By Jeremy Lipps, @Digital_Lipps
Adjusting to Crowded Trains
We recognize that Caltrain is crowded. We have the numbers to prove it and are currently looking for ways to provide more room, including trying to acquire additional rail cars. Until then, we have to take a more organic approach to making Caltrain service more comfortable for everyone. Besides common courtesy, logistical adjustments may be your best bet. That’s why we’ve put together a few key slides and statistics to help you make the best decisions to get where you need to go comfortably. It’s our goal to provide the most contented ridership experience possible. But demand continues to grow and with limited resources, providing additional capacity is a challenge.
— Caltrain (@Caltrain_News) July 25, 2014
Caltrain, each weekday, is carrying more people than it has ever carried. Due to the current equipment in our fleet, there is little we can do immediately to relieve the pressure of this record ridership. That’s why we have been in negotiations to acquire more rail cars. As of this writing, we are on 59 straight months of month-over-month increases in ridership. There are few agencies that could handle this kind of growth. In the past decade, ridership has grown 120 percent. Take a look at the Average Weekday Ridership (AWR) graph:
What Else Does This Affect?
With the dramatic increase in ridership every delay impacts more riders than ever before. Every time a breakdown occurs the time and the logistical planning it takes to resolve the issues are compounded by standing-room-only ridership. Additionally, there is more wear and tear on the aging passenger cars due to increased ridership. One example is that more doors are being held and forced open, resulting in more of the “door issues,” which cause delays and safety concerns.
Parking is also getting cramped at many stations. Using transit, bikes and even walking are ways some folks may be able to reduce strain on parking. For transit connections to Caltrain stations visit www.caltrain.com/transitconnections
What Can You Do?
You can use our ridership data to see if you are among those passengers who can be flexible about which trains you ride. Obviously, not all passengers have that flexibility, but some do and there are options. Take a look at the most crowded northbound trains (HERE on page 6) and see if your usual train is on there. If so, can you take another train or even consider the SamTrans ECR ($2, every 15 minutes along El Camino Real). From Palo Alto to San Jose consider VTA 22 and 522.
Bike Car Capacity
The capacity crunch impacts the bike car as well, where seating (bike space) is even tighter. It’s also good to know the differences between Gallery cars and the Bombardier cars, which have different bike capacities. If you don’t have a bike with you, please sit in a regular passenger car.
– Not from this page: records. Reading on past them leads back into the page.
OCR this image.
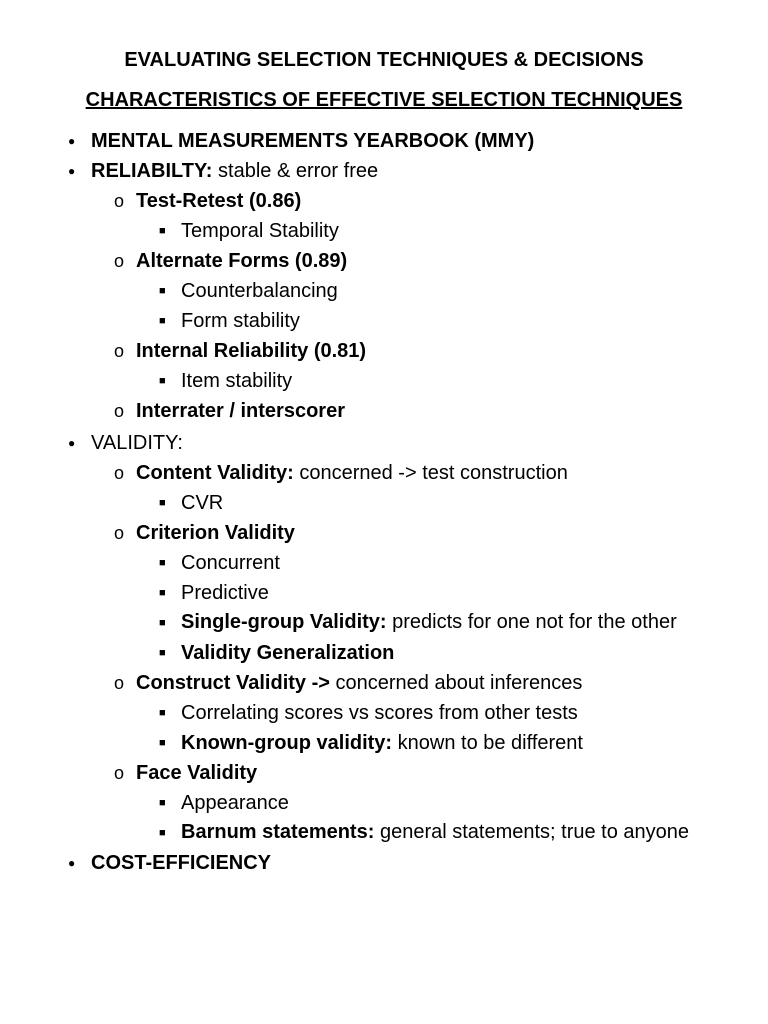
EVALUATING SELECTION TECHNIQUES & DECISIONS
CHARACTERISTICS OF EFFECTIVE SELECTION TECHNIQUES
● MENTAL MEASUREMENTS YEARBOOK (MMY)
● RELIABILTY: stable & error free
o Test-Retest (0.86)
■ Temporal Stability
o Alternate Forms (0.89)
■ Counterbalancing
■ Form stability
o Internal Reliability (0.81)
■ Item stability
o Interrater / interscorer
● VALIDITY:
o Content Validity: concerned -> test construction
■ CVR
o Criterion Validity
■ Concurrent
■ Predictive
■ Single-group Validity: predicts for one not for the other
■ Validity Generalization
o Construct Validity -> concerned about inferences
■ Correlating scores vs scores from other tests
■ Known-group validity: known to be different
o Face Validity
■ Appearance
■ Barnum statements: general statements; true to anyone
● COST-EFFICIENCY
Do you have to bring your bike on board?
Can you use the Bay Area Bike Share program?
For information about Caltrain and bikes: CLICK HERE.
Caltrain Capacity Tips
- Stand clear of the train doors until all the departing passengers have gotten OFF the train, then board.
- Keep bags, belongings and feet off the seats so other passengers can sit.
- Please move as far into the car as possible; don’t block steps or the vestibule.
- Let bicyclists sit in the bike car. It’s important for them to keep line of sight on their bikes for safety concerns.